– Я не знаю, о чем ты говоришь, Мелани. Да, я признаюсь, что, увидев на семейном древе Крэндаллов мою фамилию, была заинтригована. До этого я об этом ничего не знала и удивилась не меньше, чем ты.
– Вот-вот, так удивилась, что украла папку с фамильным древом, которую Ивонна приготовила для меня, а заодно «случайно» прихватила еще одно, которое составила миссис Макгоуэн? Скажи, ты считаешь меня круглой дурой? Я знаю, что все это неким образом связано, и у меня есть сильное подозрение, что тебе известно, как именно. Не знаю, по какой причине, но ты не желаешь мне этого сказать. – Я перевела дыхание. Казалось, ярость высосала из моих легких весь воздух. – Но я это выясню. Без твоей помощи. – Я подняла руку. – Можешь ничего мне не говорить. Все равно это будет ложь, у меня же нет времени ее выслушивать. – Я перебросила ремешок моей сумочки через плечо и приготовилась уйти. – Только помни: отныне ты лишилась права даже приближаться к моей матери со своими вопросами. Не смей даже появляться на пороге нашего дома. Тебе там не рады.
Я повернулась, чтобы как можно скорее уйти, но в следующий миг не то увидела Джека, не то расплакалась, или же то и другое одновременно. Такое унижение я пережила до этого всего один раз, кстати, тогда тоже не обошлось без Джека. Тогда мне казалось, что он интересуется мной, в то время как его с самого начала интересовали спрятанные в моем доме сокровища. И вот теперь я испытала то же самое, только на этот раз я могла обвинять лишь саму себя за то, что простила его и вновь впустила в мою жизнь.
Я уже решительно шагнула к двери, когда Джек окликнул меня:
– Мелли, погоди!
Распахнув дверь, я обернулась: Джек застыл в дверях спальни – в джинсах, в вывернутой наизнанку рубашке, со всклокоченными волосами.
– Это еще зачем? Чтобы ты унизил меня еще больше? Как давно вы с Ребеккой посмеиваетесь за моей спиной? Не поэтому ли ты не отвечал на мои звонки? Я думаю, что вы с Ребеккой спелись и решили быть заодно, а меня прокатить… верно? – Горло мне обожгли слезы, но я поспешила их сглотнуть. Ни за что не дам этой сладкой парочке увидеть меня плачущей!

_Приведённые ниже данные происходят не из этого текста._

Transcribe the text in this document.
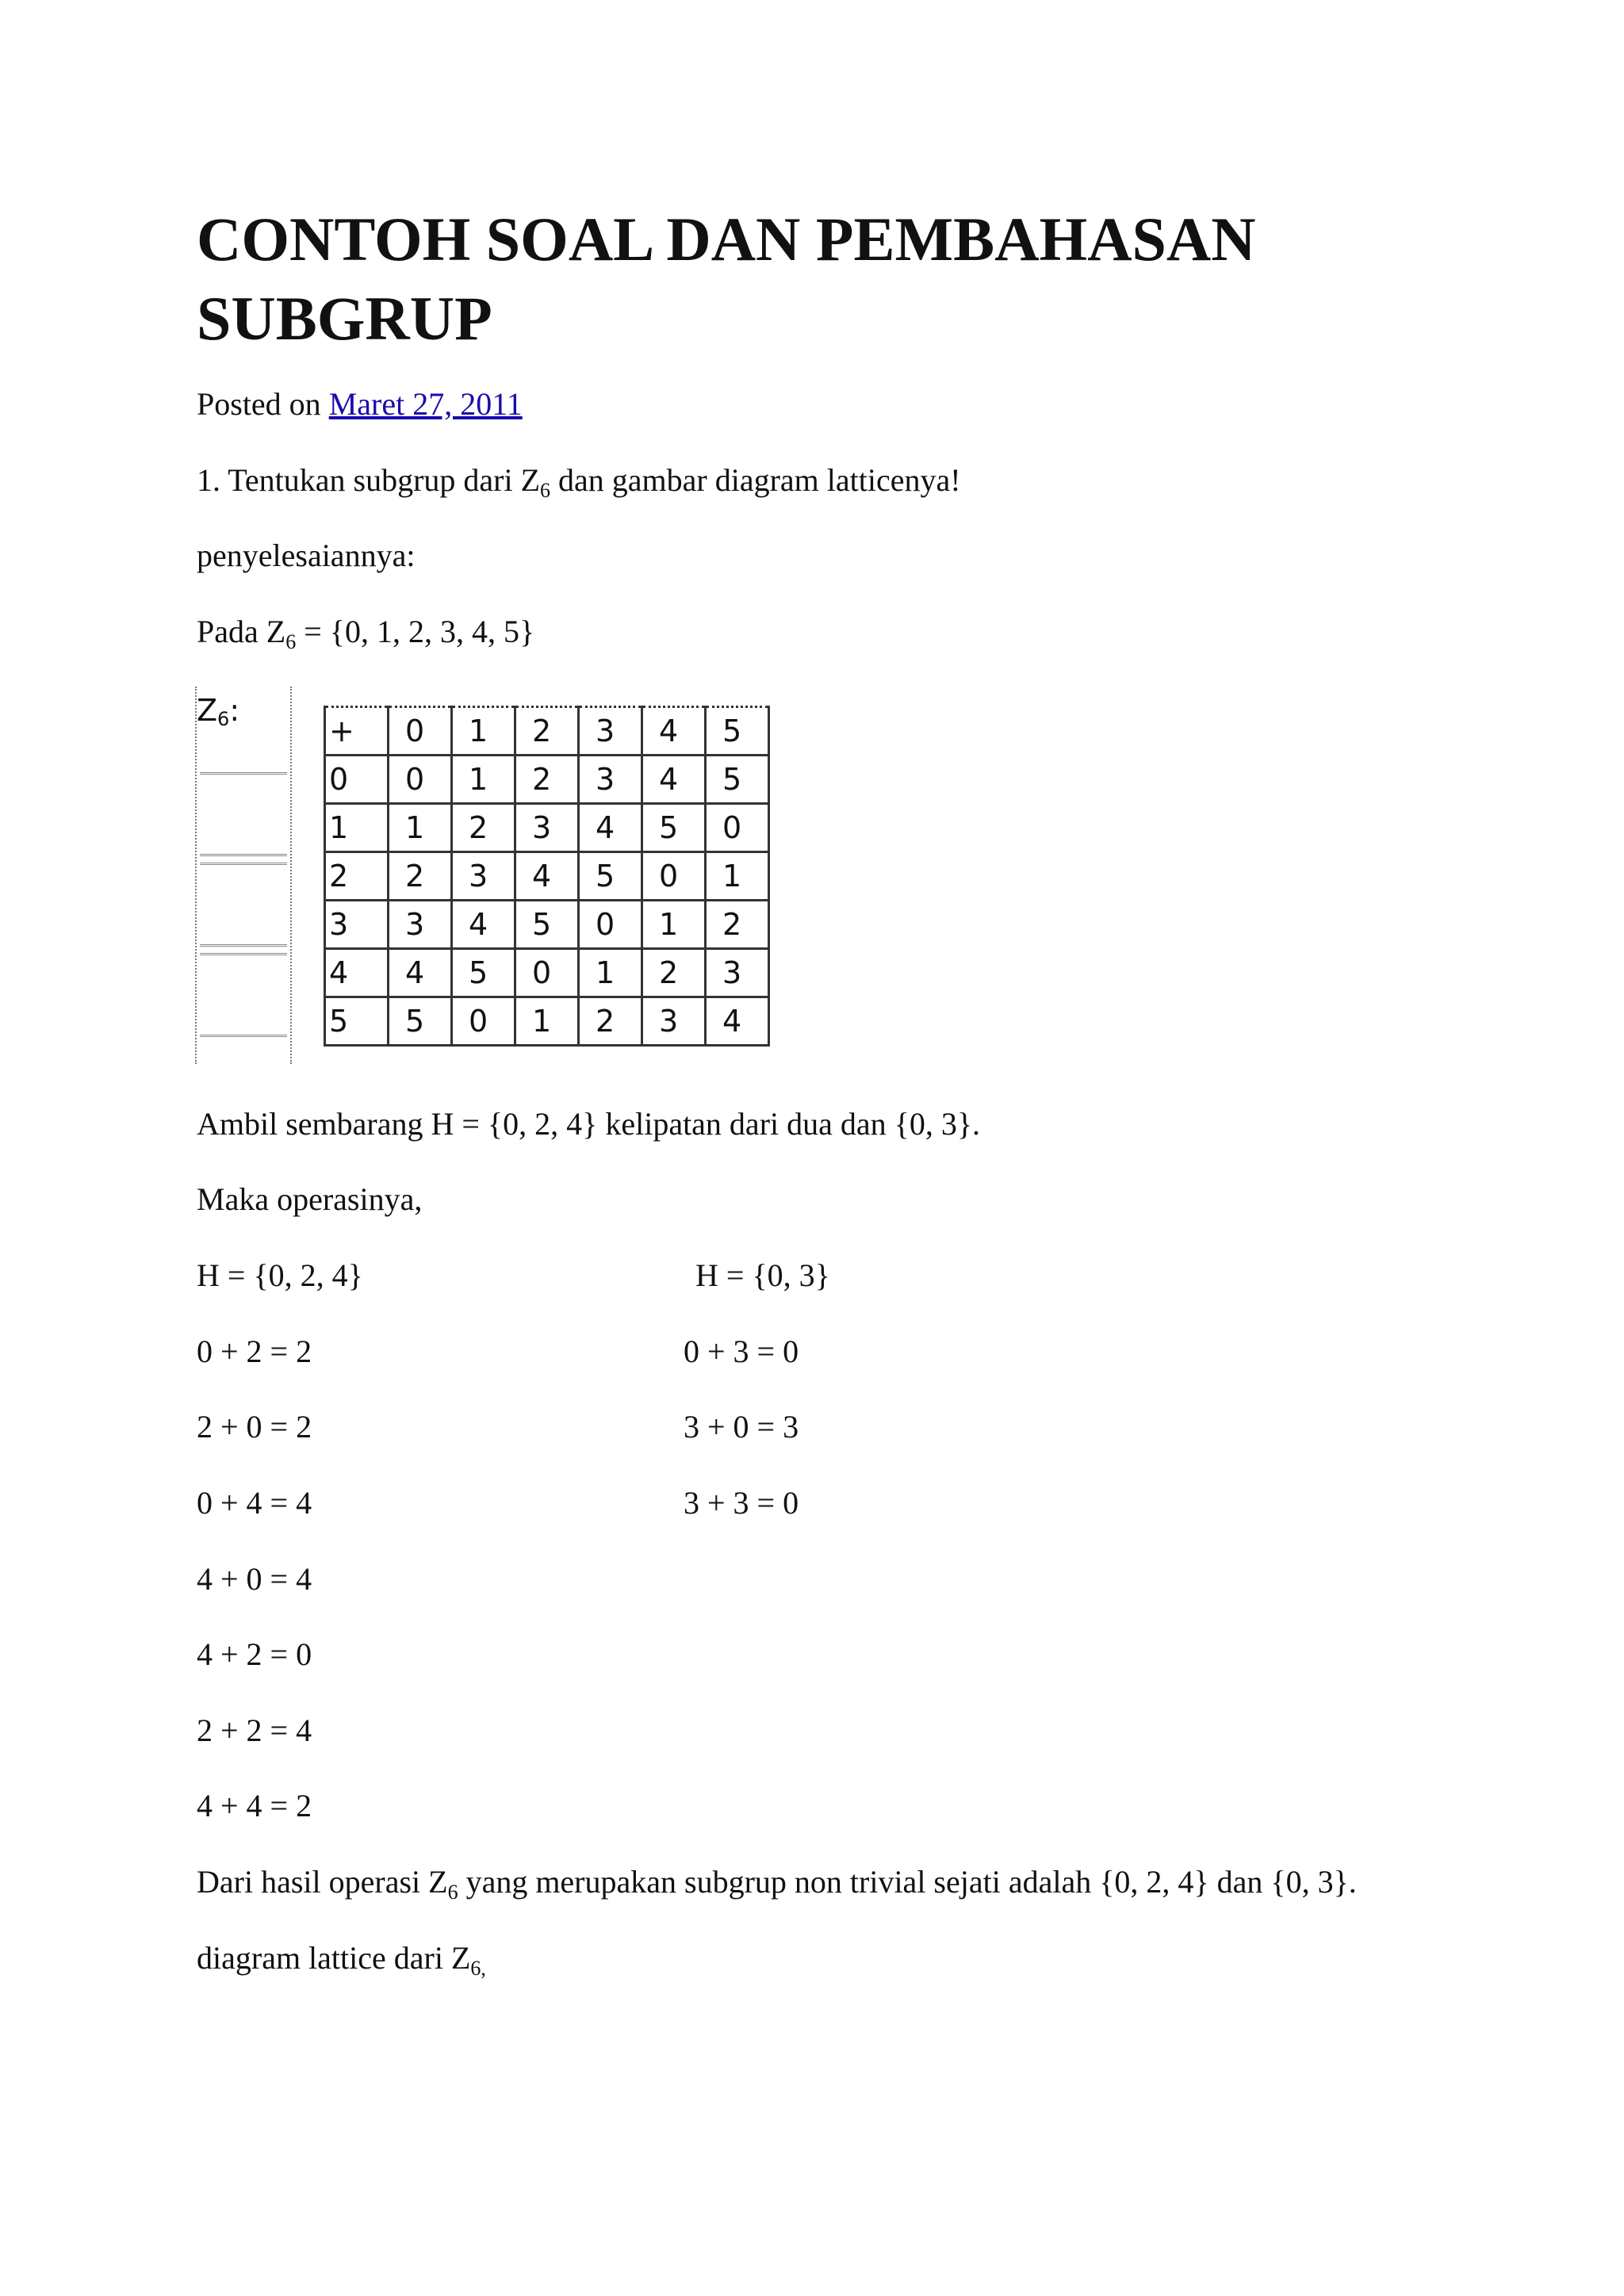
CONTOH SOAL DAN PEMBAHASAN SUBGRUP
Posted on Maret 27, 2011
1. Tentukan subgrup dari $Z_6$ dan gambar diagram latticenya!
penyelesaiannya:
Pada $Z_6 = \{0$, 1, 2, 3, 4, 5}
$Z_6$:
+	0	1	2	3	4	5
0	0	1	2	3	4	5
1	1	2	3	4	5	0
2	2	3	4	5	0	1
3	3	4	5	0	1	2
4	4	5	0	1	2	3
5	5	0	1	2	3	4
Ambil sembarang H = {0, 2, 4} kelipatan dari dua dan {0, 3}.
Maka operasinya,
H = {0, 2, 4}	H = {0, 3}
0 + 2 = 2
2 + 0 = 2
0 + 4 = 4
4 + 0 = 4
4 + 2 = 0
2 + 2 = 4
4 + 4 = 2
0 + 3 = 0
3 + 0 = 3
3 + 3 = 0
Dari hasil operasi $Z_6$ yang merupakan subgrup non trivial sejati adalah {0, 2, 4} dan {0, 3}.
diagram lattice dari $Z_{6,}$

– Все не так, как ты думаешь. Все это… – Он помахал рукой, указывая куда-то позади себя, хотя я так и не поняла, что он имел в виду, Ребекку или беспорядок в своей квартире. – …просто вышло само собой. – Он шагнул вперед, и когда я заглянула в его глаза, то почти поверила ему. – Я обещал тебе больше никогда не лгать, – тихо добавил он. – И я не лгал.
Наши взгляды встретились. Да, я хорошо помнила его обещание. Я даже помнила, что поверила ему. Но когда я посмотрела на него, мне невольно вспомнился наш поцелуй, и я подумала, помнит ли он вкус дождя на наших губах, и то, как наши тела подходили друг к другу, и какими пустыми были дни, когда его не было рядом со мной. А еще мне подумалось: когда ему хотелось что-то сказать, о ком он думал в первую очередь? Обо мне ли? В своем глупом стремлении к самосохранению я все это отрицала. Что, если он делал то же самое?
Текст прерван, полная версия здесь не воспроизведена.